SickOS1.2 Walkthrough
SickOS was at the time of this writing the latest and greatest VM in Vulnhub. I had earlier pursued this vm to prepare myself for PWK while I was still waiting for my turn in the labs and decided recently to do my writeup for how I got in.
You can find the VM here: https://www.vulnhub.com/entry/sickos-12,144/
First we start with an nmap scan and get 2 open ports, SSH and HTTP (22 and 80).
I decided to start by poking port 80 first. Visiting the webpage we get presented with an image of Keanu Reeves! Next I decided to run a Dirb and see what else was in there. Lo and behold a "test" directory!
Visiting the test directory we get presented with an empty directory. My thirst thought is, if that directory is writeable and PUT is enabled on this webserver, I could upload arbitrary PHP files to gain a shell!
Running curl -X OPTIONS -vv doesn't return available options so I decide to go through them 1 by one. First I try -X PUT and see if that works, which it does without error! Now lets try -X PUTF and see how that works out, and it fails, which means we are getting expected behavior and PUT seems enabled after all!
Next I did some research and found with the -T option you can upload files with Curl to writeable directory using PUT. First attempt fails with some strange error.."Expectation Failed"
I did some research and found that what's happening is that this webpage seems to work only with HTTP1.0 and curl seems to be using HTTP1.1. Doing some research I found this page http://www.xinotes.net/notes/note/1881/ which suggests the -0 flag uses HTTP1.0, and success! Our file was uploaded and we have RCE!
Now this next part was a bit tricky. I tried a php rshell script and used my cmd.php RCE script to make a connectback and nothing seemed to work.
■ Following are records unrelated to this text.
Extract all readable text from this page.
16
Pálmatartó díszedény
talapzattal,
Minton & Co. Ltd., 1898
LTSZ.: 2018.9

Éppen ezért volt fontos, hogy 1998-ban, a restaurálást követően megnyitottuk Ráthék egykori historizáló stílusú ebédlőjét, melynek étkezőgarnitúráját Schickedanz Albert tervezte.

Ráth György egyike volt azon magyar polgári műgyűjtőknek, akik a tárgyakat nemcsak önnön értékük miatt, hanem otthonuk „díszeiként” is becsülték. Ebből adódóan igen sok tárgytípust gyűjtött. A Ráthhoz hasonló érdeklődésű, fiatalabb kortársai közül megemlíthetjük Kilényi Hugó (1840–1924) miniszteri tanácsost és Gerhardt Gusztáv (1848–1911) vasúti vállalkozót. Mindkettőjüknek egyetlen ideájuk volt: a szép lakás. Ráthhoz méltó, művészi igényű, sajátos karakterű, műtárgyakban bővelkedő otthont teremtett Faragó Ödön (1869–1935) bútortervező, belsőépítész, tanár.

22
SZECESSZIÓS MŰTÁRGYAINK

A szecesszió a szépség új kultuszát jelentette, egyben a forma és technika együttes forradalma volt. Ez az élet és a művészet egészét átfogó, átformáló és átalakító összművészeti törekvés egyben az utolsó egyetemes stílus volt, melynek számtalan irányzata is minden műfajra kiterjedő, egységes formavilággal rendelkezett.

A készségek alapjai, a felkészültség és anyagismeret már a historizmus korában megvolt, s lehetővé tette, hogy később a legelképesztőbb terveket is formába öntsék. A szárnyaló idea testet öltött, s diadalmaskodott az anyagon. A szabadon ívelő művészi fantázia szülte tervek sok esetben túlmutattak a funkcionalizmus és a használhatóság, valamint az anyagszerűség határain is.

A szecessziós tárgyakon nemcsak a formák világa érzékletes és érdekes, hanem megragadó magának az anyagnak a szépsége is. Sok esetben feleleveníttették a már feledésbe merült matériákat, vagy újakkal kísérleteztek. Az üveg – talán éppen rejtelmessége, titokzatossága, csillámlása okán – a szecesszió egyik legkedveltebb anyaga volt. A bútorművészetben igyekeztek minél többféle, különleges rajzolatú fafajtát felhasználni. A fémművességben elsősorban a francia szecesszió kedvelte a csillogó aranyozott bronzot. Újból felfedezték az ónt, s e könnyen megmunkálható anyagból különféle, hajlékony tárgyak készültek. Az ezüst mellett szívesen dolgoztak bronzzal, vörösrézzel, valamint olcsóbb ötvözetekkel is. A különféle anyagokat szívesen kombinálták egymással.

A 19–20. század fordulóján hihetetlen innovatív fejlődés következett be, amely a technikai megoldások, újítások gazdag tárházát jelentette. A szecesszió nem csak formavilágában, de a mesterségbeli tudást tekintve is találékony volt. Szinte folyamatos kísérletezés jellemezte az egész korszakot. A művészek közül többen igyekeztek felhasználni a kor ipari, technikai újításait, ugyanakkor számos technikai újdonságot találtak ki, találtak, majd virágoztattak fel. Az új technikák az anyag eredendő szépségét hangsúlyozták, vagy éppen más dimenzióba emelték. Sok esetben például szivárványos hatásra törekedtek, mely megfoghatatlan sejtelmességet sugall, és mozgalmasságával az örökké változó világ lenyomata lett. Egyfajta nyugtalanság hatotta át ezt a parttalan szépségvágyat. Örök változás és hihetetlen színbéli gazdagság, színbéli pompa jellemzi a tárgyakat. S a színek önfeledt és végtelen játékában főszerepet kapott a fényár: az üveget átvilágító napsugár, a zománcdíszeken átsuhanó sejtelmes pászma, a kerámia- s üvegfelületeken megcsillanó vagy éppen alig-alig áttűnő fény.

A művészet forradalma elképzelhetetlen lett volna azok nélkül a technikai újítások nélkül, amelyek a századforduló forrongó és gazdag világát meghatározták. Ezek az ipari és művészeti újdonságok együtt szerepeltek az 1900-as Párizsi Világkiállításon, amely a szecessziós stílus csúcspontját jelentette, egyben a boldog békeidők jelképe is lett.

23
I thought maybe the firewall was blocking port 444 (which is the port I was using) and decided to try a port that is more likely to be open, such as 80 or 443 for visiting webpages. Changing ports around is successful and we have shell!
I am in as the www-data user it seems. I do some quick enumeration and don't see anything too obvious at first. No obvious vulnerable running processes and at the time a kernel exploit didn't seem to exist. Digging deeper I decided to hit the logs and see if any sensitive logs were misconfigured, and uh oh! Seems like syslog is world readable, lets see what's going on.
Looks like there's a crontab running a chkrootkit program every so often.
Interesting...at this point I was baffled for about a day, as it didnt seem /usr/bin/chkrootkit was world writeable and this is what cron was executing. After a while I decided to search for chkrootkit exploits and found this exploit in edb https://www.exploit-db.com/exploits/33899/. Checking the program since it is at least readable we find that it seems that 'file_port=$file_port $i' is missing quotations as is required by the exploit, meaning we have a vulnerable program!
To exploit this vulnerability we simply have to create an exuctable file named 'update' in /tmp, chkrootkit will execute this as root and give us root code execution! I decide to create an 'update' script with the following code:
#!/bin/bash
chmod u+s /bin/dash
This makes /bin/dash setuid and since root owns it root will run it meaning we should get root by running it after the setuid bit is set! Now we just wait for the script to run, according to the syslog it should be in about 1 minute. After about 1 minute we pope an ls -alh /bin/dash and the setuid bit seems set! I run /bin/dash and huzzah, we are root!
Thanks to D4rk for this fun machine to help me prepare for PWK!